Mas é isso mesmo. O carro é um Osella FA1D pilotado pelo italiano Corrado Fabi no circuito de Paul Ricard no início de 1983. A pintura vermelha não era a usual para a pequena equipe italiana. Naqueles dias, a Osella procurava um novo patrocinador, uma vez que havia perdido, de uma vez só, a Denim, a Pioneer e a S.A.I.M.A. Pouco antes do início da temporada, fecharam um acordo com a Kélémata, uma companhia italiana de cosméticos. E a pintura passou a ser toda azzurra.

Quanto ao piloto, não há muito o que dizer sobre ele. Irmão de Teo Fabi, Corrado era um jovem e promissor piloto italiano que havia vencido a Fórmula 2 em 1982. Em 1983, pilotando o mesmo carro da foto, fez sua única temporada completa na Fórmula 1. Sem conseguir chamar a atenção, Corrado acabou ficando sem uma vaga para o ano seguinte. O que o salvou foi exatamente seu irmão, que achava que poderia competir na Fórmula 1 e na Fórmula Indy ao mesmo tempo. Vendo que não era possível, Teo Fabi acabou se concentrando apenas na Fórmula 1 e deixou sua vaga na equipe Forsythe para o irmão menor, que acabou completando a temporada da Indy. Semanas antes de sua estréia na Indy, Corrado Fabi havia feito três corridas na Fórmula 1 pela Brabham. E também em substituição ao irmão, ocupado com a Indy. Irmãozaço, esse.
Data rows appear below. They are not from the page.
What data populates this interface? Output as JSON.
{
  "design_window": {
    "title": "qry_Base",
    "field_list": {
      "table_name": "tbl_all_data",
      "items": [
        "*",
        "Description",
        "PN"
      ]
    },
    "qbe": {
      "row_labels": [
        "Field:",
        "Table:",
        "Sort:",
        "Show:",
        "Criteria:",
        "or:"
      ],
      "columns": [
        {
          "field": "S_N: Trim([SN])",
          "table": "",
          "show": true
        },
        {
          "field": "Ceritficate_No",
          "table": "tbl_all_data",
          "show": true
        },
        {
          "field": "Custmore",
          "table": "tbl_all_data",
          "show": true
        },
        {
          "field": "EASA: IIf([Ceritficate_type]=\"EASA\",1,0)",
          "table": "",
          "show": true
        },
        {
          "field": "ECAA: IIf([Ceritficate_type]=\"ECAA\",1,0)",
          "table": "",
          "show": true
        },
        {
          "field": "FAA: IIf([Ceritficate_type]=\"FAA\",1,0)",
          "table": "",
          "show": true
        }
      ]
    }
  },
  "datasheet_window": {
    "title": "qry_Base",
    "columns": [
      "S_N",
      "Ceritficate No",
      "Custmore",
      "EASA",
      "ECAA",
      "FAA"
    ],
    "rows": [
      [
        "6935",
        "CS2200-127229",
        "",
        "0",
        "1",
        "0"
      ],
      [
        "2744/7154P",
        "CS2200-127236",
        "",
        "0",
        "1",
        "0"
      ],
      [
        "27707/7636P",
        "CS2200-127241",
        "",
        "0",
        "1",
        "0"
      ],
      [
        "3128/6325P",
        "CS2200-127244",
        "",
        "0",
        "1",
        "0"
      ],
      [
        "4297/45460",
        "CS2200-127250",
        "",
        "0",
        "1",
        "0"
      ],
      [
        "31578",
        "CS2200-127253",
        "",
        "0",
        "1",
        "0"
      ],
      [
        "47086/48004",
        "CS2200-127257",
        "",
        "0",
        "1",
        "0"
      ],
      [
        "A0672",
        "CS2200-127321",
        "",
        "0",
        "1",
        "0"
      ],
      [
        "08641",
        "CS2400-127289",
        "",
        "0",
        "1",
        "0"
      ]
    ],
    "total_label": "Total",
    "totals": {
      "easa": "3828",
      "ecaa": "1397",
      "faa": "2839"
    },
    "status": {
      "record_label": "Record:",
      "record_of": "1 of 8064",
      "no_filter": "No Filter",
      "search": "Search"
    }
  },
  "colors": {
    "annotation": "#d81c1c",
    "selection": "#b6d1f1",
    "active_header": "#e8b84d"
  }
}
Hoje em dia, ele leva uma vida pacata e distante dos carros e das rebimbocas das parafusetas. Bom, em partes. Corrado é o diretor da empresa de transportes da família. E lidera também a associação comercial de sua região. É o Paulo Skaf da Fórmula 1.

Enfim, mistério solucionado. Das próximas vezes, nada de fotos de Fórmula 1.